We have "web app as a service" offering. And right now each app has its Redis which stores session data.

Is it secure if we use one redis cluster for all clients using this app. To be clear not users of a single app, multiple different apps used by multiple users.

EDIT: I should not use cluster term here. The basic idea is that I want to use single cluster for session store for multiple different web apps that are independent one from another.

Similar like we use database for multiple independent databases.

2 Answers 2


Is it secure if we use one redis cluster for all clients using this app

The cluster will get you:

  • The ability to automatically split your dataset among multiple nodes.

  • The ability to continue operations when a subset of the nodes are experiencing failures or are unable to communicate with the rest of the cluster.

This makes the risk related to availability from CIA triad less. But, if the vulnerability/weakness exists with the application operating on database cluster or If the port accepting connection for redis is out in open, then the database consisting the data of multiple user for separate application may compromise. Also make sure you follow security advisory for the scaling, for example, if you are using twitter's nutcracker for horizontal scaling, make sure you go through security advisory.

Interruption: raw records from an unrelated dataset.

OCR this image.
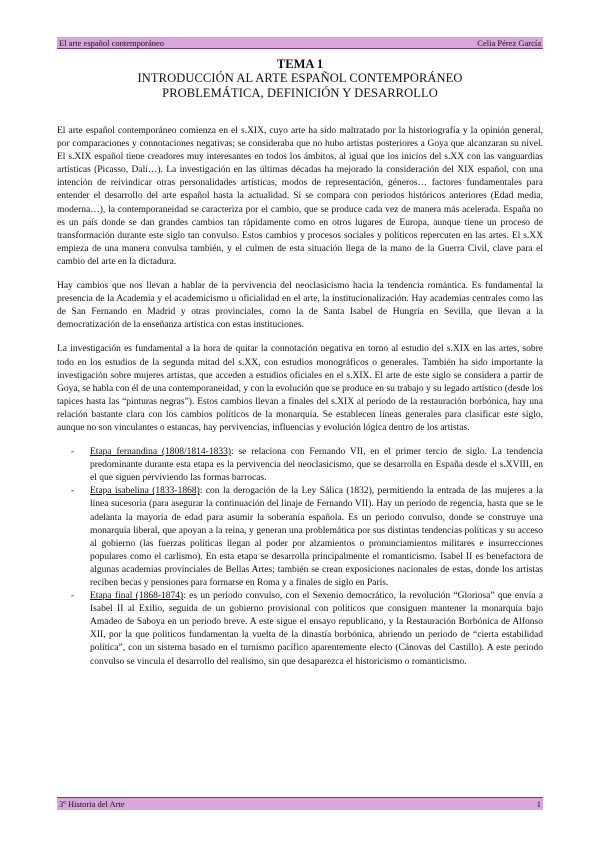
El arte español contemporáneo	Celia Pérez García
TEMA 1
INTRODUCCIÓN AL ARTE ESPAÑOL CONTEMPORÁNEO
PROBLEMÁTICA, DEFINICIÓN Y DESARROLLO

El arte español contemporáneo comienza en el s.XIX, cuyo arte ha sido maltratado por la historiografía y la opinión general, por comparaciones y connotaciones negativas; se consideraba que no hubo artistas posteriores a Goya que alcanzaran su nivel. El s.XIX español tiene creadores muy interesantes en todos los ámbitos, al igual que los inicios del s.XX con las vanguardias artísticas (Picasso, Dalí…). La investigación en las últimas décadas ha mejorado la consideración del XIX español, con una intención de reivindicar otras personalidades artísticas, modos de representación, géneros… factores fundamentales para entender el desarrollo del arte español hasta la actualidad. Si se compara con periodos históricos anteriores (Edad media, moderna…), la contemporaneidad se caracteriza por el cambio, que se produce cada vez de manera más acelerada. España no es un país donde se dan grandes cambios tan rápidamente como en otros lugares de Europa, aunque tiene un proceso de transformación durante este siglo tan convulso. Estos cambios y procesos sociales y políticos repercuten en las artes. El s.XX empieza de una manera convulsa también, y el culmen de esta situación llega de la mano de la Guerra Civil, clave para el cambio del arte en la dictadura.

Hay cambios que nos llevan a hablar de la pervivencia del neoclasicismo hacia la tendencia romántica. Es fundamental la presencia de la Academia y el academicismo u oficialidad en el arte, la institucionalización. Hay academias centrales como las de San Fernando en Madrid y otras provinciales, como la de Santa Isabel de Hungría en Sevilla, que llevan a la democratización de la enseñanza artística con estas instituciones.

La investigación es fundamental a la hora de quitar la connotación negativa en torno al estudio del s.XIX en las artes, sobre todo en los estudios de la segunda mitad del s.XX, con estudios monográficos o generales. También ha sido importante la investigación sobre mujeres artistas, que acceden a estudios oficiales en el s.XIX. El arte de este siglo se considera a partir de Goya, se habla con él de una contemporaneidad, y con la evolución que se produce en su trabajo y su legado artístico (desde los tapices hasta las “pinturas negras”). Estos cambios llevan a finales del s.XIX al período de la restauración borbónica, hay una relación bastante clara con los cambios políticos de la monarquía. Se establecen líneas generales para clasificar este siglo, aunque no son vinculantes o estancas, hay pervivencias, influencias y evolución lógica dentro de los artistas.

- Etapa fernandina (1808/1814-1833): se relaciona con Fernando VII, en el primer tercio de siglo. La tendencia predominante durante esta etapa es la pervivencia del neoclasicismo, que se desarrolla en España desde el s.XVIII, en el que siguen perviviendo las formas barrocas.
- Etapa isabelina (1833-1868): con la derogación de la Ley Sálica (1832), permitiendo la entrada de las mujeres a la línea sucesoria (para asegurar la continuación del linaje de Fernando VII). Hay un período de regencia, hasta que se le adelanta la mayoría de edad para asumir la soberanía española. Es un periodo convulso, donde se construye una monarquía liberal, que apoyan a la reina, y generan una problemática por sus distintas tendencias políticas y su acceso al gobierno (las fuerzas políticas llegan al poder por alzamientos o pronunciamientos militares e insurrecciones populares como el carlismo). En esta etapa se desarrolla principalmente el romanticismo. Isabel II es benefactora de algunas academias provinciales de Bellas Artes; también se crean exposiciones nacionales de estas, donde los artistas reciben becas y pensiones para formarse en Roma y a finales de siglo en París.
- Etapa final (1868-1874): es un periodo convulso, con el Sexenio democrático, la revolución “Gloriosa” que envía a Isabel II al Exilio, seguida de un gobierno provisional con políticos que consiguen mantener la monarquía bajo Amadeo de Saboya en un periodo breve. A este sigue el ensayo republicano, y la Restauración Borbónica de Alfonso XII, por la que políticos fundamentan la vuelta de la dinastía borbónica, abriendo un periodo de “cierta estabilidad política”, con un sistema basado en el turnismo pacífico aparentemente electo (Cánovas del Castillo). A este periodo convulso se vincula el desarrollo del realismo, sin que desaparezca el historicismo o romanticismo.
3º Historia del Arte	1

  • I should remove "cluster" word from my question. I will edit my question.
    – titus
    Commented Jul 20, 2020 at 8:22

Such a configuration would only be as secure as the least secure webapp connecting to the Redis server.

Redis primarily runs as a single-threaded server operating with a bunch of "databases" that effectively act as namespaces to perform separation of data such that keys don't collide. Unfortunately for us, these namespaces don't give us any ability to control who can access them so anyone who can access one namespace can access all of them.

Therefore, any application can see any other application's full Redis state (the KEYS command can help here) so long as they're on the same cluster/server. As such, you will always be mixing states of differing applications even if you're using different databases and other key-naming best practices.

Assuming all of the applications are perfect, then you should be fine to do this. Applications themselves probably won't poke into other applications' states and won't (accidentally) clobber each other's states or in-cache data.

However, we can't assume applications are perfect. If any of the applications connected to that server get compromised, an attacker can (potentially easily) dump all keys for the current namespace, dump other namespaces, and effectively read whatever they want. It's relatively unlikely that an attacker will know to do this, but it's better not to find out.

For security (and performance), it's often better to run a dedicated Redis instance per application. Redis is light enough that such a configuration shouldn't be too much of a load on any given server infrastructure.